3.3. Amino acid alignments
A total of 26 insect serine proteases were aligned with a crab (Uca pugilator) collagenase. The analyses included 25 dipteran and 1 lepidopteran amino acid sequences from the following families; 18 Culicidae, 2 Psychodidae, 2 Glossinidae, 1 Simuliidae, 1 Drosophilidae, 1 Hypodermatidae, and 1 Sphingidae (Lepidoptera). References to specific locations within the amino acid alignments are based on the numbering of the prototypical serine protease, bovine chymotrypsinogen.

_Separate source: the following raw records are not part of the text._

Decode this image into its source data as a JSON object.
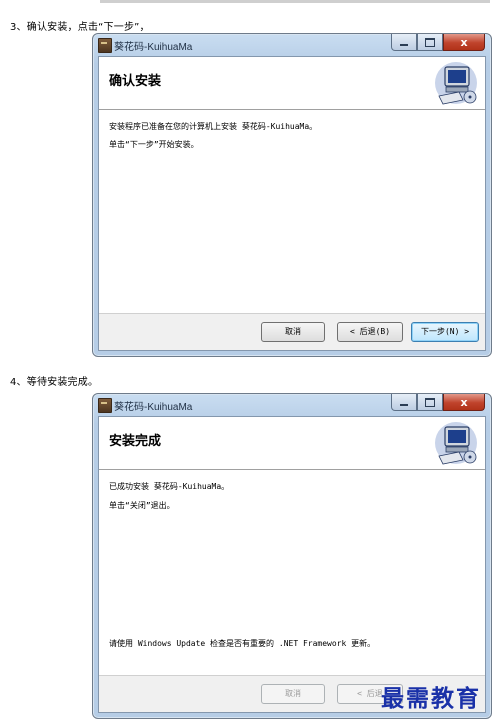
{
  "step3": {
    "caption": "3、确认安装，点击“下一步”，"
  },
  "step4": {
    "caption": "4、等待安装完成。"
  },
  "window1": {
    "title": "葵花码-KuihuaMa",
    "heading": "确认安装",
    "lines": [
      "安装程序已准备在您的计算机上安装 葵花码-KuihuaMa。",
      "单击“下一步”开始安装。"
    ],
    "buttons": {
      "cancel": "取消",
      "back": "< 后退(B)",
      "next": "下一步(N) >"
    }
  },
  "window2": {
    "title": "葵花码-KuihuaMa",
    "heading": "安装完成",
    "lines": [
      "已成功安装 葵花码-KuihuaMa。",
      "单击“关闭”退出。"
    ],
    "note": "请使用 Windows Update 检查是否有重要的 .NET Framework 更新。",
    "buttons": {
      "cancel": "取消",
      "back": "< 后退"
    }
  },
  "controls": {
    "close_glyph": "x"
  },
  "watermark": "最需教育",
  "icons": [
    "computer-setup-icon",
    "installer-app-icon",
    "minimize-icon",
    "maximize-icon",
    "close-icon"
  ]
}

All of the sequences contained six highly conserved cysteines that correspond to the three disulfide bonds characteristic of arthropod serine proteases (Davis et al., 1985). Furthermore, all of the serine proteases contained either an Ile or Val at the first position of the mature peptide. Aside from the Glossina moristans CHYMO which has a Glu194, all of the other proteins contained an Asp at this site which buries the hydrophobic residue at the first position during folding of the mature peptide (Fig. 3) (Hedstrom, 2002). Interestingly, AaSP I and Aa SP V did not contain the archetypal His57-Asp102-Ser195 catalytic triad. In the case of AaSP I, His57 has been replaced with Gln57 and Ser195 changed to a Val195. On the other hand, AaSP V has Leu57 in place of His57 (data not shown).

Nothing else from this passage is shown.